On September 24, 2025, Maximilian Russo successfully defended his BSc thesis entitled „Multi-Instanz-Ansatz zur Dimensionalitätsreduktion DNN-extrahierter Fingerabdrucksmerkmale“.
Abstract:
Ongoing digitalization demands authentication methods that are both secure and user-friendly. Conventional passwords and PINs are either insecure when chosen simply or impair usability when made complex. Biometric systems offer a promising alternative because they rely on unique, body-bound characteristics and can provide both strong security and ease of use. Fingerprints are among the most widely deployed biometric traits. However, storing and processing biometric data imposes strict requirements on privacy and security, since these traits, unlike passwords, cannot be readily replaced. The General Data Protection Regulation (GDPR) therefore explicitly requires that biometric data be protected with state-of-the-art technical measures, in particular strong encryption.

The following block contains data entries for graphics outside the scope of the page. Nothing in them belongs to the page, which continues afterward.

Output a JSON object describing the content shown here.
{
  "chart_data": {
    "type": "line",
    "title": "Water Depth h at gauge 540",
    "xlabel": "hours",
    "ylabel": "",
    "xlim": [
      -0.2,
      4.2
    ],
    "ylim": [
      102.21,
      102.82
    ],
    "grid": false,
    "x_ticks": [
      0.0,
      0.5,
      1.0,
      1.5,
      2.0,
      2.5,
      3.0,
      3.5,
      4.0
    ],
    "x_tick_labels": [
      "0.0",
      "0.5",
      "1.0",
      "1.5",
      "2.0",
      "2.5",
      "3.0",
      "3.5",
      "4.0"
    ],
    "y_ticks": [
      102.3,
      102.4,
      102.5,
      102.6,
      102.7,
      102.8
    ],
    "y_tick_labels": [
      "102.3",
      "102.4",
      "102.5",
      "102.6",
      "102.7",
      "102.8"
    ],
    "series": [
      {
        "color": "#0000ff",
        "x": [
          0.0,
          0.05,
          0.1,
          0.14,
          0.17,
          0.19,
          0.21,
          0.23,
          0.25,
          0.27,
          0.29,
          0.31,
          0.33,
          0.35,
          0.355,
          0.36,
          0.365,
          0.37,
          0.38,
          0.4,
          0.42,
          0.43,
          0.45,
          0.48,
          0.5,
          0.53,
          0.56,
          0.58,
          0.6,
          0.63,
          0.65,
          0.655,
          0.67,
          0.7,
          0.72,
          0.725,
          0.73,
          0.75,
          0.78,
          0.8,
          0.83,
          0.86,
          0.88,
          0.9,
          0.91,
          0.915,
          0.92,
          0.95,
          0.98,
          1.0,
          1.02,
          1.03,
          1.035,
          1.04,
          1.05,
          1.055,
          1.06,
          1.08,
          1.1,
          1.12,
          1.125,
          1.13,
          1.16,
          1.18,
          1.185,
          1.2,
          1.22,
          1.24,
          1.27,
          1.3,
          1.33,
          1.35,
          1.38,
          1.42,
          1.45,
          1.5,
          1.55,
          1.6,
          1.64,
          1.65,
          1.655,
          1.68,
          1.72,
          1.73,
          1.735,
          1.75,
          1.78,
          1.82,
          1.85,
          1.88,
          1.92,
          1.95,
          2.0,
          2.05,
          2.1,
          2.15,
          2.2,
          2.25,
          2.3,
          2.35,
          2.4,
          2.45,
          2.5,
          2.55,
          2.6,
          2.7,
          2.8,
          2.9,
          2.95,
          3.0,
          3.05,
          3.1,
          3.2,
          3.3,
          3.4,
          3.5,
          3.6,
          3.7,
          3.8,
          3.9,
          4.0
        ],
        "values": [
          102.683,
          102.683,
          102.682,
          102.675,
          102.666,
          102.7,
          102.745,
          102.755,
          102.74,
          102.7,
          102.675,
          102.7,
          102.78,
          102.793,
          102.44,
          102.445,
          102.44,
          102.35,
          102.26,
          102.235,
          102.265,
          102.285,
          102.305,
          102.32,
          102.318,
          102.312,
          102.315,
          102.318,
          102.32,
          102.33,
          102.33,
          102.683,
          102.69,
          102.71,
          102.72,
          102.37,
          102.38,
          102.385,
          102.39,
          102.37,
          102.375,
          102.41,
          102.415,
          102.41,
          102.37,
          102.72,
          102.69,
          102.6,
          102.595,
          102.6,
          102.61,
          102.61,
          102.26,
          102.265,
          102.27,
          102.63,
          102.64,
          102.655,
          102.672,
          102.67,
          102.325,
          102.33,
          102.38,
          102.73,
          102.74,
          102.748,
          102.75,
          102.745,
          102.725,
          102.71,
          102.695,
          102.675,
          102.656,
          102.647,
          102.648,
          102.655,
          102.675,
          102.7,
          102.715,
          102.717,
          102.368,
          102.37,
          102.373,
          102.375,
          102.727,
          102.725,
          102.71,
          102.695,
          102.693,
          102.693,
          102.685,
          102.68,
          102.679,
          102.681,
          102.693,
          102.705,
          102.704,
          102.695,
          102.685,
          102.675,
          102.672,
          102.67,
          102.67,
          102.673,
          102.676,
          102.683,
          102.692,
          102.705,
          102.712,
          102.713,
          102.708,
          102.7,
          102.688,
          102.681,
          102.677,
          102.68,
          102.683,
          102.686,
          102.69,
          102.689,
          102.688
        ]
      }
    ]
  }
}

Homomorphic encryption is especially suitable in this context because it enables comparisons directly on encrypted data, but its computational cost currently limits practical deployment. This work investigates how to reduce computational and storage overhead in processing fingerprint features without substantially degrading recognition performance. Feature vectors extracted with deep neural networks (DNNs) were subjected to various forms of dimensionality reduction and subsequently evaluated for classification performance. Considered were both single-instance approaches, which process a single fingerprint, and multi-instance approaches, which combine multiple fingerprints. The results show that dimensionality can be reduced without significant losses in recognition accuracy. In particular, the single-instance approach with binary quantization and interleaving enables drastic reductions, both the number of bits per entry and the number of features can be lowered with only minor impact on classification quality. Within the multi-instance setting, the AddTwo approach, which utilizes element-wise addition of the feature vectors of two successive fingerprints, proved especially promising, as it preserves information from two fingers at the same memory and computational cost as processing a single finger. It produced stable results even at reduced feature dimensionalities. However, multi-instance approaches do not provide a clear advantage over single-instance methods and can even yield slightly worse results in some cases.